W pierwszej połowie nasze zawodniczki zmagały się nie tylko z przeciwniczkami, ale i z silnym wiatrem. To był silniejszy rywal niż warszawskie piłkarki. Wydawało się, że po przerwie natura będzie sprzymierzeńcem „Perełek”, ale… przestało mocno wiać.

Mimo tego, już minutę po przerwie zdobyliśmy zwycięską bramkę. Czasami w futbolu trzeba mieć szczęście. Podanie Magdaleny Pacler do Anny Owczarz okazało się niezbyt dokładne, ale do futbolówki dopadła Andżelika Błoch i w sytuacji sam na sam doskonale uderzyła przy dalszym słupku. Bramkarka ze stolicy nie miała innego wyjścia, jak sięgnąć po piłkę do siatki.

W 79. minucie mogło być 0:2. Znów oko w oko z golkiperką WAP stanęła Błoch, zrobiła wszystko jak należy, ale na drodze do gola stanęła poprzeczka.

- Bardzo się cieszę, że wygraliśmy w stolicy.

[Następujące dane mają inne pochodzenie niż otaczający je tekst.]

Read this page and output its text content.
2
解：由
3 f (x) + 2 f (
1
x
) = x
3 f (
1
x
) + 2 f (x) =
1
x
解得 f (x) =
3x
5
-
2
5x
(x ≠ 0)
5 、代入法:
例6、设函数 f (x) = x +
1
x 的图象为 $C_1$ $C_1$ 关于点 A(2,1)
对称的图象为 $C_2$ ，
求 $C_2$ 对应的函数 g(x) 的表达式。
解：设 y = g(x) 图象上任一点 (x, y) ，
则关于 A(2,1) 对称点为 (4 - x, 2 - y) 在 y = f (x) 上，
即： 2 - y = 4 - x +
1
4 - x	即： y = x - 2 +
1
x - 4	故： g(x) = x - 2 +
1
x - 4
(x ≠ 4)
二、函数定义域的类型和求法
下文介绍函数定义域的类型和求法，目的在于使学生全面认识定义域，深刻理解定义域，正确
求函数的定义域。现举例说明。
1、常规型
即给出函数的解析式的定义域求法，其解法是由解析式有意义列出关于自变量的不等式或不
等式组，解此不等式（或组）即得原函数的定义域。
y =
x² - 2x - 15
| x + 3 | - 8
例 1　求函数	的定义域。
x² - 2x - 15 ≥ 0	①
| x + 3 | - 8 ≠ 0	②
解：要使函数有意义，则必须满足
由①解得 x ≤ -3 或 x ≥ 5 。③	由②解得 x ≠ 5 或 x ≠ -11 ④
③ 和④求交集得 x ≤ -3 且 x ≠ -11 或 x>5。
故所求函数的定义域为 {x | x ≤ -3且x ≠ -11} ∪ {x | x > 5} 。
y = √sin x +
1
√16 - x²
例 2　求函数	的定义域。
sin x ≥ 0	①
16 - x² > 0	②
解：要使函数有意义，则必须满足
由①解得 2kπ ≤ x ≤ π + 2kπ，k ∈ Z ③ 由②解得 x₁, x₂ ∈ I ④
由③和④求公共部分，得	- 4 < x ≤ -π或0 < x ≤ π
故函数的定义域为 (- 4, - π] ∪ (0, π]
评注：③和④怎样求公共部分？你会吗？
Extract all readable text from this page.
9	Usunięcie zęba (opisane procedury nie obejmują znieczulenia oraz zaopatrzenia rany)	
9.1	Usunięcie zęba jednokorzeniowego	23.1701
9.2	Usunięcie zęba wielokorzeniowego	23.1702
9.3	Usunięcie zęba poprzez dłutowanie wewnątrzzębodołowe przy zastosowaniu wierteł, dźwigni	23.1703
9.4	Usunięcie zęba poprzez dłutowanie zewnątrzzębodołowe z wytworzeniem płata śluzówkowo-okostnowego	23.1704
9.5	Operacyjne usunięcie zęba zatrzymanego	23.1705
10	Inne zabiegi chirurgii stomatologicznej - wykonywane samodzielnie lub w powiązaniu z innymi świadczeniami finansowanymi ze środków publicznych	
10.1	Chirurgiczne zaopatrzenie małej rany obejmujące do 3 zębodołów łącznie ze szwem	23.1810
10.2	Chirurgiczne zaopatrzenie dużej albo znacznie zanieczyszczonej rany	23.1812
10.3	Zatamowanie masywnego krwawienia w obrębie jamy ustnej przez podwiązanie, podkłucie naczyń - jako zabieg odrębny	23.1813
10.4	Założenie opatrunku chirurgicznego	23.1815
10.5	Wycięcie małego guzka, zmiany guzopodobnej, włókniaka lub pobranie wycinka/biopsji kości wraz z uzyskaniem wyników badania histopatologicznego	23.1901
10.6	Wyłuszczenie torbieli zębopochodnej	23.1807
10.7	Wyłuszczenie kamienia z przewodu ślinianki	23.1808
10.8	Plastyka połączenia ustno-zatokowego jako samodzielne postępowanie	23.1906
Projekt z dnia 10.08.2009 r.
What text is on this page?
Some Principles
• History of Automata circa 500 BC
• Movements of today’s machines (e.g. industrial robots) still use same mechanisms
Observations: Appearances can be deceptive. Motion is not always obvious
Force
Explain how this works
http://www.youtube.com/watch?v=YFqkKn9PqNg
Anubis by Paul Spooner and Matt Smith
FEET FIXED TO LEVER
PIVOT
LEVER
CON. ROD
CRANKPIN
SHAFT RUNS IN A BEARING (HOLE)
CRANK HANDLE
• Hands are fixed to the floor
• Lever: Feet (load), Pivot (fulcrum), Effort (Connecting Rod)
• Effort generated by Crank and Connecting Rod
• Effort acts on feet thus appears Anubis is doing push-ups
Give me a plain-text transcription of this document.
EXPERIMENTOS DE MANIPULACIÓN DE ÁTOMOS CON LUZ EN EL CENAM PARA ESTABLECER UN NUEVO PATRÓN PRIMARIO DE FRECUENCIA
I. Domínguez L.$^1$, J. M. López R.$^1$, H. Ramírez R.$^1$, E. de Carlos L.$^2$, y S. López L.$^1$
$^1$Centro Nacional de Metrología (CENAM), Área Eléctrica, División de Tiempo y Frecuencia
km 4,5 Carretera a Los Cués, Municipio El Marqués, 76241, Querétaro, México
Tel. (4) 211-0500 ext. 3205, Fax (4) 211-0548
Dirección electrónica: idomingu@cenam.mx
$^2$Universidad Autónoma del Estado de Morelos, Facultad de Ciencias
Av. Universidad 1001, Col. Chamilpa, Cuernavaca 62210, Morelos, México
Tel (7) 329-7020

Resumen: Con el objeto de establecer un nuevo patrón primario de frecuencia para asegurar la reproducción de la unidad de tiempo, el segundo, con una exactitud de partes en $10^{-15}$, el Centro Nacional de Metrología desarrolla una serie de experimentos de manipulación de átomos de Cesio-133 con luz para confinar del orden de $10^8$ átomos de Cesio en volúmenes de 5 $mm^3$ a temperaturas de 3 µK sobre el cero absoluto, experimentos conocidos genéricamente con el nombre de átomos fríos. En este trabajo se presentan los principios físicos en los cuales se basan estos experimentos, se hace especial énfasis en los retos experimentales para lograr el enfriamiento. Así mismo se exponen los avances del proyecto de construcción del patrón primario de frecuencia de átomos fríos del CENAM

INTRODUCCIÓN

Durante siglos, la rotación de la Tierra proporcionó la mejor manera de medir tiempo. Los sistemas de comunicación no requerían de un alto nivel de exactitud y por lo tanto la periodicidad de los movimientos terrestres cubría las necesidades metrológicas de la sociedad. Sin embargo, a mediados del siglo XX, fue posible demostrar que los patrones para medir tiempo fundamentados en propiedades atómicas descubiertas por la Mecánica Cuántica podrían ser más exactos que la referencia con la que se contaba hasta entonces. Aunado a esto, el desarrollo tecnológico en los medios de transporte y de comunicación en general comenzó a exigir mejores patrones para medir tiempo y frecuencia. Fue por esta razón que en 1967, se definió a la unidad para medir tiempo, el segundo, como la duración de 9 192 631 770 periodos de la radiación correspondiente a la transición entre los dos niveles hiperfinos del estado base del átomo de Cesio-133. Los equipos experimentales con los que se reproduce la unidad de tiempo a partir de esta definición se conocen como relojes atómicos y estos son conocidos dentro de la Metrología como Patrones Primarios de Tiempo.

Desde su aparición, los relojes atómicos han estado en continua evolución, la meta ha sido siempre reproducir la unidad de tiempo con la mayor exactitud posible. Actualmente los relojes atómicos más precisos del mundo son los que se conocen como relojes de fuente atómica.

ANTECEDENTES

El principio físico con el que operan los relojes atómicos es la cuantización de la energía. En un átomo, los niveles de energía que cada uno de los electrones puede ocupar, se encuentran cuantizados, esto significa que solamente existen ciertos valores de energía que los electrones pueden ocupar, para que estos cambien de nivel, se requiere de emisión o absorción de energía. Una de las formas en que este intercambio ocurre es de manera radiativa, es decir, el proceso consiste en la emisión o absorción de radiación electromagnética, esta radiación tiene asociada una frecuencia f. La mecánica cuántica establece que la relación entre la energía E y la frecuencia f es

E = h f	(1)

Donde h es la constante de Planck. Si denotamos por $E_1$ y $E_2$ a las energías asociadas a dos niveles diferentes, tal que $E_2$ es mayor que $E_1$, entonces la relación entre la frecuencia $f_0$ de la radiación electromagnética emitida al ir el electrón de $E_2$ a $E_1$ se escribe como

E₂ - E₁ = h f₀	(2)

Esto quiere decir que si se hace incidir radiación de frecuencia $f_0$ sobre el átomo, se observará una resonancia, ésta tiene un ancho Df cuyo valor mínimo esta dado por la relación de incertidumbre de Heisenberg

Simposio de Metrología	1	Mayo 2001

Zapewniliśmy sobie tytuł wicemistrza na koniec sezonu – mówi Marcin Olejniczak, trener PTC. – Nasze zwycięstwo było zasłużone.

PTC: A. Pacler – M. Pacler, Łagowska, Marciniak, Pioruńska – Suskiewicz, Rosiak, Błaszczyk (60. Grobelna), Kurek, Błoch (87. Matuszkiewicz) – Owczarz.